A Missionary of Heroic Virtue

A Missionary of Heroic Virtue

One of the thriving younger Conventual Franciscan Fraternities around the world is the Proto-Martyrs Province in Zambia. The number of professed friars and the continuing number of new vocations is the fruit of decades of labor by Friar missionaries.

One of those missionaries is now on the path toward canonization.

On April 9, 2022, Pope Francis approved the Decree of Heroic Virtues of the Servant of God, Friar Francesco Costantino Mazzieri, a Conventual Franciscan who was later ordained Bishop of Ndola, Zambia.

Friar Francesco Costantino was born on March 25, 1889, in the village of Abbadia, near Osimo, Italy, and died on August 19, 1983, in Ibenga, Zambia.

Originally a member of the Ascoli Piceno Province, he professed Simple Vows in 1905, and made his Solemn profession in 1909. Ordained to the priesthood in 1912, he served several years at the Conventual Seminary in the Republic of San Marino, then became the Secretary of the Laurentine Province of the Marches, which had its headquarters in Osimo.

In 1930, he responded affirmatively to the appeal of his superiors to found a new mission in Northern Rhodesia, now Zambia. On May 22, 1930, he and six other friars received the Crucifix in the Basilica of San Giuseppe da Copertino in Osimo and left for the mission. He became the Superior of the Conventual Franciscan mission, showing great faith, wisdom, and courage in organizing this new entity.

In 1938, by decree of the Holy See, the mission was promoted to the rank of Apostolic Prefecture and Friar Francesco Costantino appointed Apostolic Prefect. After serving eleven years in this capacity, he was named Apostolic Vicar of Ndola, Zambia. On February 13, 1949, he was ordained a bishop at the Basilica of the Twelve Holy Apostles in Rome. In 1959, the mission became a diocese and the Most Reverend Francesco Costantino Mazzieri was elected first Bishop of Ndola. He served in this capacity until April 24, 1966, when the Most Reverend Nicola Agnozzi OFM Conv. (the former auxiliary) assumed the leadership of the diocese.

At that time, Friar Francesco Costantino asked to remain as a simple missionary friar in a rural mission, and was transferred to the mission of St. Teresa in Ibenga, Zambia. He left his successor a diocese with 110,000 Catholic Christians spread among twenty-six parishes, with churches and oratories, more than forty out-stations with smaller chapels, fifty priests, eighty seminarians, more than a hundred nuns, twenty-five elementary schools, seven high schools, four hospitals, two orphanages, and a leper hospital.

Now a simple friar, he was away from the spotlight and the demanding activity of guiding so many people. In the last years of his life, he made himself available for any job. He did pastoral ministry at the mission out-stations, was a spiritual director for two convents of sisters, and visited the sick. In community life, he was a model for the other friars – during prayer, when he worked on his own (he was skilled at making Franciscan Rosary Crowns), and during fraternal recreation.

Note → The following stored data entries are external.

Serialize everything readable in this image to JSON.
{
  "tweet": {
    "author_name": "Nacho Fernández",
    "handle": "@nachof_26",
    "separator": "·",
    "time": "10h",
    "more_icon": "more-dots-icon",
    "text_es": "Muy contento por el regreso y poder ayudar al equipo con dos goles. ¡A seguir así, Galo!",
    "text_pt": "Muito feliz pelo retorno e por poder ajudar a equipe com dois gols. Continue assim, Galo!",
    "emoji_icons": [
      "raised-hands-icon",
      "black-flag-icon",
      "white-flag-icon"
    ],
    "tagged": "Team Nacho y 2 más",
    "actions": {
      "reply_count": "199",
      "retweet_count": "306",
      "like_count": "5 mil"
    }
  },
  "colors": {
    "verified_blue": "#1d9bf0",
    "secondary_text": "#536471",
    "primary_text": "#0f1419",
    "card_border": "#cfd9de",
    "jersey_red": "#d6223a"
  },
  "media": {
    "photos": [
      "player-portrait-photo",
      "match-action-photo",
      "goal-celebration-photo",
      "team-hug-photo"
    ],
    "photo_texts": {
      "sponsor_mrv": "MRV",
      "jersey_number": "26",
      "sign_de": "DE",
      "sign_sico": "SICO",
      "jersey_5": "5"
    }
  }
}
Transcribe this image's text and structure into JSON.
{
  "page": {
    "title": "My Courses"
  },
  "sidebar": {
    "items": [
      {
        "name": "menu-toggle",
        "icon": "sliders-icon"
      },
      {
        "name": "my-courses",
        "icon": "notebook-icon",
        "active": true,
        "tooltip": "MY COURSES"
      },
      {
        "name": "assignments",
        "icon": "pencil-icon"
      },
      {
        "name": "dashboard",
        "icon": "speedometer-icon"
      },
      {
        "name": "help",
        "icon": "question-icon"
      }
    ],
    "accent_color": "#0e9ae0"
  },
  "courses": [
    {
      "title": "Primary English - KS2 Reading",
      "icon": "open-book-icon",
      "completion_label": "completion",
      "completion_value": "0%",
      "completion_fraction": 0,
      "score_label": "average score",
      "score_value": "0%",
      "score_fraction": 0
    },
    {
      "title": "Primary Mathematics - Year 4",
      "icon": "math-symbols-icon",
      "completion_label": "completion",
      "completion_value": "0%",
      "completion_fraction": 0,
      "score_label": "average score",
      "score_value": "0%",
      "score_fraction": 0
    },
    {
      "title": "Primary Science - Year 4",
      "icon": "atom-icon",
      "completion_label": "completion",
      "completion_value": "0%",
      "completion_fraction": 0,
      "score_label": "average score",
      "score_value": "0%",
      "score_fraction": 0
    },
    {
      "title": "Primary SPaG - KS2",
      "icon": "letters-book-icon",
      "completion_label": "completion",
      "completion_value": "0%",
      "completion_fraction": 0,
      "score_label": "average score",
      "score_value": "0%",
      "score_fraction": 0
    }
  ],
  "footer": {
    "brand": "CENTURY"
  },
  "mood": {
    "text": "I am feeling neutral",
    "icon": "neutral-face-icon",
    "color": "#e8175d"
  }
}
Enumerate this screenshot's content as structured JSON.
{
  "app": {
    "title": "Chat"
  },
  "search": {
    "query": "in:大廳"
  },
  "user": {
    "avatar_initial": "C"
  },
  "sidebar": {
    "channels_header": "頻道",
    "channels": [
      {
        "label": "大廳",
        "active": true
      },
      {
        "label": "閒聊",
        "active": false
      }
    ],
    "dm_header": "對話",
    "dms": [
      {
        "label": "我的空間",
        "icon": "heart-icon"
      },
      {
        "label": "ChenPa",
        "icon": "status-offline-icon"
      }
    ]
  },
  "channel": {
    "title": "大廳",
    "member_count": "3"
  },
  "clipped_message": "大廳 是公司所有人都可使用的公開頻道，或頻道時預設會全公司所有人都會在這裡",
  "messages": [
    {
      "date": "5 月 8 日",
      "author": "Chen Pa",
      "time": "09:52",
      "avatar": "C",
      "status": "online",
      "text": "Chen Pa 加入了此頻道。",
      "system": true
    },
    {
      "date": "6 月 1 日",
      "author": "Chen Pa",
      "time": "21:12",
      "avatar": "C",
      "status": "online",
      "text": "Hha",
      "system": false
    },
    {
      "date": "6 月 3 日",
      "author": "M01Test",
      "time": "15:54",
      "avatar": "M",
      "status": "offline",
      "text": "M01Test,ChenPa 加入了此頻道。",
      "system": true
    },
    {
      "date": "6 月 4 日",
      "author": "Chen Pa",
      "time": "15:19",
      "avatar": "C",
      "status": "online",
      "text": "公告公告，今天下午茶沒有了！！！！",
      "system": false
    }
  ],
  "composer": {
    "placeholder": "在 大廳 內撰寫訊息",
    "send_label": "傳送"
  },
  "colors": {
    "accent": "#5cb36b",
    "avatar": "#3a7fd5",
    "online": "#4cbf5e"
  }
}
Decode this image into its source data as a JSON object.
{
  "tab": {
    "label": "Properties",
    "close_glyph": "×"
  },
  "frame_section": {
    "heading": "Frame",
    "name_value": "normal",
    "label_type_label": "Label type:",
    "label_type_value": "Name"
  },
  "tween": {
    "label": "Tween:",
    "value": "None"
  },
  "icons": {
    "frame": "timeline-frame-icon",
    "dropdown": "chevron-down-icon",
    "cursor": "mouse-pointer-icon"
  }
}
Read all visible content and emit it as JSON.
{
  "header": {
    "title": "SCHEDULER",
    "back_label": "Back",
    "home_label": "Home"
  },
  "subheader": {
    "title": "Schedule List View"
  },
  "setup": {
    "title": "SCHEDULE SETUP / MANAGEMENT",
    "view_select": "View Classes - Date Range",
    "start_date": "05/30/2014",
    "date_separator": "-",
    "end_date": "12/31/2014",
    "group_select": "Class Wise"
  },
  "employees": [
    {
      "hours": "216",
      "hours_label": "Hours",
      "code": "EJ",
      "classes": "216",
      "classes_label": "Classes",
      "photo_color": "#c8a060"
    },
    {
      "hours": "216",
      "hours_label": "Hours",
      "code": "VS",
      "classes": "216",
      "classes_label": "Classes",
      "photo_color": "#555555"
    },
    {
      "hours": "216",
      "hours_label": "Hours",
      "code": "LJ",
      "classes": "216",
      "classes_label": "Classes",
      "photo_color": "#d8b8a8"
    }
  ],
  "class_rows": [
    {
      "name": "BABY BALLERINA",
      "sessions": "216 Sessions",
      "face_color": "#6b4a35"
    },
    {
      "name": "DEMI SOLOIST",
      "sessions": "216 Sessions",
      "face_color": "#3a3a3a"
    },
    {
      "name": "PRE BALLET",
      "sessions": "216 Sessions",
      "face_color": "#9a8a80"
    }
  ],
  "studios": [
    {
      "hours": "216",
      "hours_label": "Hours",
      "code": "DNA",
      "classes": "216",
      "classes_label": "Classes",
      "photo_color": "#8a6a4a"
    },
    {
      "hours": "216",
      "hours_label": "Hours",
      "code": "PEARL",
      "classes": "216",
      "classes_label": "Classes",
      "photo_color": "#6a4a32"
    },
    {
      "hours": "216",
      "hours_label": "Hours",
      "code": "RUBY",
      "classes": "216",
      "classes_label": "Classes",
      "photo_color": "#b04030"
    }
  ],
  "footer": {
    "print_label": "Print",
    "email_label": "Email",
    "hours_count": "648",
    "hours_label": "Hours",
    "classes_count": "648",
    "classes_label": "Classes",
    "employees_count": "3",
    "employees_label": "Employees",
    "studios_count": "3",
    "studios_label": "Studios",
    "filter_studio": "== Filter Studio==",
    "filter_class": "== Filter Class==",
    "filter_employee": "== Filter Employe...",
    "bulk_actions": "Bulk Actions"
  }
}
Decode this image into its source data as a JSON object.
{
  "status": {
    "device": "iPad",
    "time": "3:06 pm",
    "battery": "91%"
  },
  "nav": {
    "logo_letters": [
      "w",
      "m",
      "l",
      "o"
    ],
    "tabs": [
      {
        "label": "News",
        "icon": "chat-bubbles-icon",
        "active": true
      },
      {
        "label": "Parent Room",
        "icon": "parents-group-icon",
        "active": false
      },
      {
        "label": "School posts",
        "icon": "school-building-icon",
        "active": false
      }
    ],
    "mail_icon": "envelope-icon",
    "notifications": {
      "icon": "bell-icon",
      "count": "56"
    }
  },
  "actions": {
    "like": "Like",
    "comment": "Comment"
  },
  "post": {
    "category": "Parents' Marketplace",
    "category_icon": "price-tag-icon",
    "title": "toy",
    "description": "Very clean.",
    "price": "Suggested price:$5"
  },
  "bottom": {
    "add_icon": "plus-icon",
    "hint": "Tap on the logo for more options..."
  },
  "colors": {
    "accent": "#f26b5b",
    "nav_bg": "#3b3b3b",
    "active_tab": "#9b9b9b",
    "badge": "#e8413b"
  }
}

On August 19, 1983, Francesco Costantino encountered Sister Death while getting ready for prayer in church. He was buried, as he wished, in the cemetery of the St. Theresa Mission in Ibenga. His tomb almost immediately became a place of pilgrimage for those who had known him and had experienced his affection and protection. The investigation into his cause for beatification was opened on April 14, 1999.